The goal of SCU annotation is to identify sub-sentential content units that can allow for comparison of the information in several summaries. It is well-known that when summarizing people make different choices about what information to include in their summary. The SCU annotation aims at highlighting what people agreed on. After the annotation is completed, some SCUs might appear in only one summary, but its annotation will allow a person to read a brand new summary and look for that SCU in this new summary.
An SCU consist of a label and contributors. The label is a concise English sentence that states the semantic meaning of the content unit. The contributors are snippet(s) of text coming from the summaries that show the wording used in a specific summary to express the label. It is possible for an SCU to have a single contributor, in the case when only one of the analyzed summaries expresses the label of the SCU.
The definition of content unit is somewhat fluid -- it can sometimes be a single word but it is never bigger than a sentence clause. Any event realized by a verb or a nominalized verb (e.g, "blow up" and "bombing" in the examples below) is a candidate SCU.
The three questions that will help you identify an SCU contributor are
Example 1: The three sentences below come from four different summaries A, B, C and D.
A: In 1992 the U. N. voted sanctions against Libya for its refusal to turn over the suspects. B: The United Nations imposed sanctions on Libya in 1992 because of their refusal to surrender the suspects. C: The U.N. imposed international air travel sanctions on Libya to force their extradition. D: Since 1992 Libya has been under U.N. sanctions in effect until the suspects are turned over to United States or Britain.Among other information, all four sentences express the fact that "Libya was under U.N. sanctions" and this is the label for the SCU. The contributors are marked in brackets below (ignore SCU2 for now.)
A: In 1992 [the U. N. voted sanctions against Libya]1 [for its refusal to turn over the suspects.]2 B: [The United Nations imposed sanctions on Libya]1 in 1992 [because of their refusal to surrender the suspects.]2 C: [The U.N. imposed]1 international air travel sanctions on Libya [to force their extradition.]2 D: Since 1992 [Libya has been under U.N. sanctions]1 [in effect until the suspects are turned over]2 to United States or Britain.
Other information, such as when the sanctions where imposed, what specific sanctions were imposed, why they were imposed etc, will form their own SCUs. Identifying a main topic event in the summaries and asking yourself such questions as above about specifics will help you formulate labels and identify the SCU contributors. The contributors of an SCU need not share identical wording. For example in the sentences above, the SCU with label "The goal behind the sanctions is to make Libya surrender the suspects" is expressed by the text coindexed with "2". Sentence B differs in wording from the rest of the sentences, but the meaning is the same as that of the other contributors, expressing the fact that Libya does not want to surrender the suspects and the other nations involved want to force their extradition. (Note that this is an example of only two SCUs that will be derived from the sentences, the full analysis will lead to identifying more SCUs and will lead to complete bracketing of the sentences.)
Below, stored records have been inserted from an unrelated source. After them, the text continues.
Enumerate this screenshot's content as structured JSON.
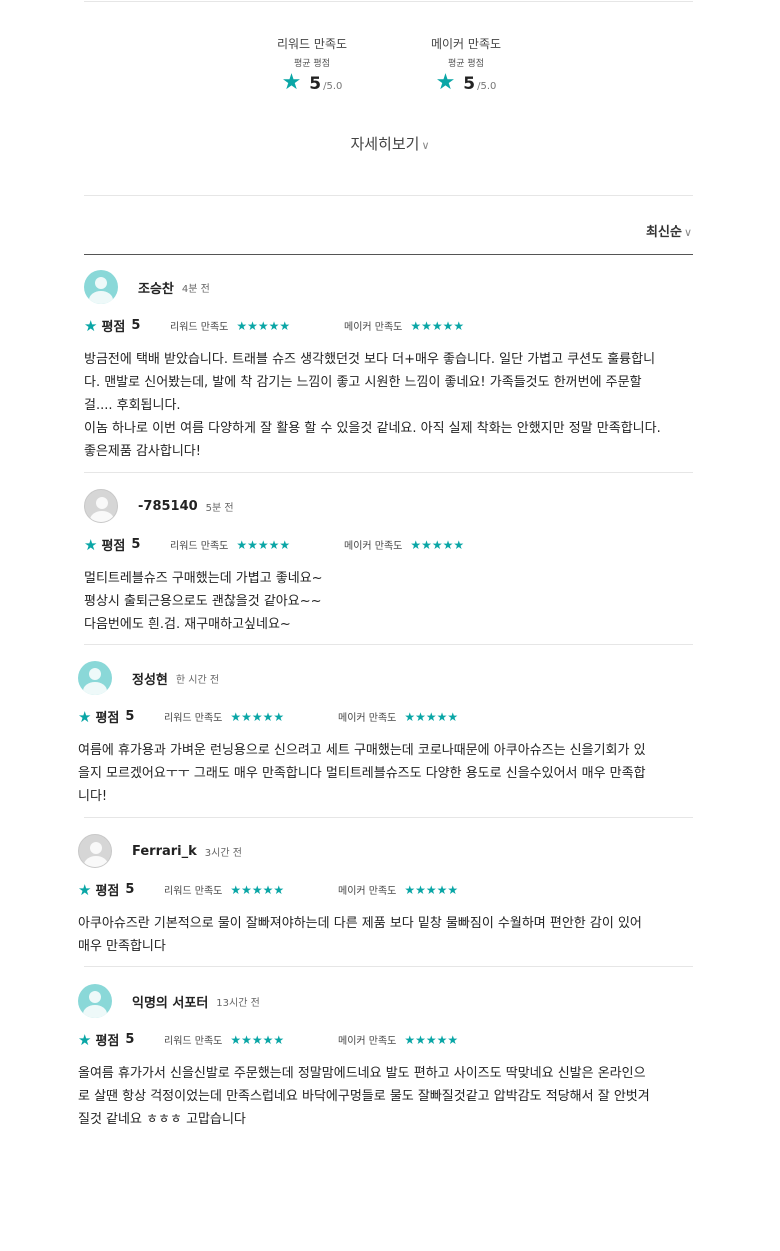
{
  "summary": {
    "reward": {
      "title": "리워드 만족도",
      "subtitle": "평균 평점",
      "score": "5",
      "max": "/5.0"
    },
    "maker": {
      "title": "메이커 만족도",
      "subtitle": "평균 평점",
      "score": "5",
      "max": "/5.0"
    }
  },
  "more_label": "자세히보기",
  "sort_label": "최신순",
  "labels": {
    "rating": "평점",
    "reward_sat": "리워드 만족도",
    "maker_sat": "메이커 만족도"
  },
  "colors": {
    "accent": "#0aa6a6"
  },
  "reviews": [
    {
      "name": "조승찬",
      "time": "4분 전",
      "rating": "5",
      "avatar": "teal",
      "lines": [
        "방금전에 택배 받았습니다. 트래블 슈즈 생각했던것 보다 더+매우 좋습니다. 일단 가볍고 쿠션도 훌륭합니",
        "다. 맨발로 신어봤는데, 발에 착 감기는 느낌이 좋고 시원한 느낌이 좋네요! 가족들것도 한꺼번에 주문할",
        "걸.... 후회됩니다.",
        "이놈 하나로 이번 여름 다양하게 잘 활용 할 수 있을것 같네요. 아직 실제 착화는 안했지만 정말 만족합니다.",
        "좋은제품 감사합니다!"
      ]
    },
    {
      "name": "-785140",
      "time": "5분 전",
      "rating": "5",
      "avatar": "grey",
      "lines": [
        "멀티트레블슈즈 구매했는데 가볍고 좋네요~",
        "평상시 출퇴근용으로도 괜찮을것 같아요~~",
        "다음번에도 흰.검. 재구매하고싶네요~"
      ]
    },
    {
      "name": "정성현",
      "time": "한 시간 전",
      "rating": "5",
      "avatar": "teal",
      "lines": [
        "여름에 휴가용과 가벼운 런닝용으로 신으려고 세트 구매했는데 코로나때문에 아쿠아슈즈는 신을기회가 있",
        "을지 모르겠어요ㅜㅜ 그래도 매우 만족합니다 멀티트레블슈즈도 다양한 용도로 신을수있어서 매우 만족합",
        "니다!"
      ]
    },
    {
      "name": "Ferrari_k",
      "time": "3시간 전",
      "rating": "5",
      "avatar": "grey",
      "lines": [
        "아쿠아슈즈란 기본적으로 물이 잘빠져야하는데 다른 제품 보다 밑창 물빠짐이 수월하며 편안한 감이 있어",
        "매우 만족합니다"
      ]
    },
    {
      "name": "익명의 서포터",
      "time": "13시간 전",
      "rating": "5",
      "avatar": "teal",
      "lines": [
        "올여름 휴가가서 신을신발로 주문했는데 정말맘에드네요 발도 편하고 사이즈도 딱맞네요 신발은 온라인으",
        "로 살땐 항상 걱정이었는데 만족스럽네요 바닥에구멍들로 물도 잘빠질것같고 압박감도 적당해서 잘 안벗겨",
        "질것 같네요 ㅎㅎㅎ 고맙습니다"
      ]
    }
  ]
}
Let's look at one more example of sentences from the different summaries that share some common information.A. In 1998 [two Libyans indicted]1 [in 1991]2 for the Lockerbie [bombing]3 were still in Libya. B. [Two Libyans were indicted]1 [in 1991]2 [for blowing up]3 [a Pan Am]5 [jumbo jet]4 over Lockerbie, Scotland in 1988. C. [Two Libyans, accused]1 by the United States and Britain [of bombing]3 [a New York bound]6 [Pan Am]5 [jet]4 over Lockerbie, Scotland in 1988, killing 270 people, for 10 years were harbored by Libya who claimed the suspects could not get a fair trail in America or Britain. D. [Two Libyan suspects were indicted]1 [in 1991]2.
All share the information that (1) "Two Libyans are held responsible for a crime". The contributors are surrounded by brackets and coindexed by 1. Note that C differs in its wording from the other sentences--accused is not the same as indicted. But because the goal of the annotation is to find as much shared information as possible, and the sense of "accused" is so close to that of "indicted", the contributors will be grouped together, and the label expresses the general meaning of both accused and indicted.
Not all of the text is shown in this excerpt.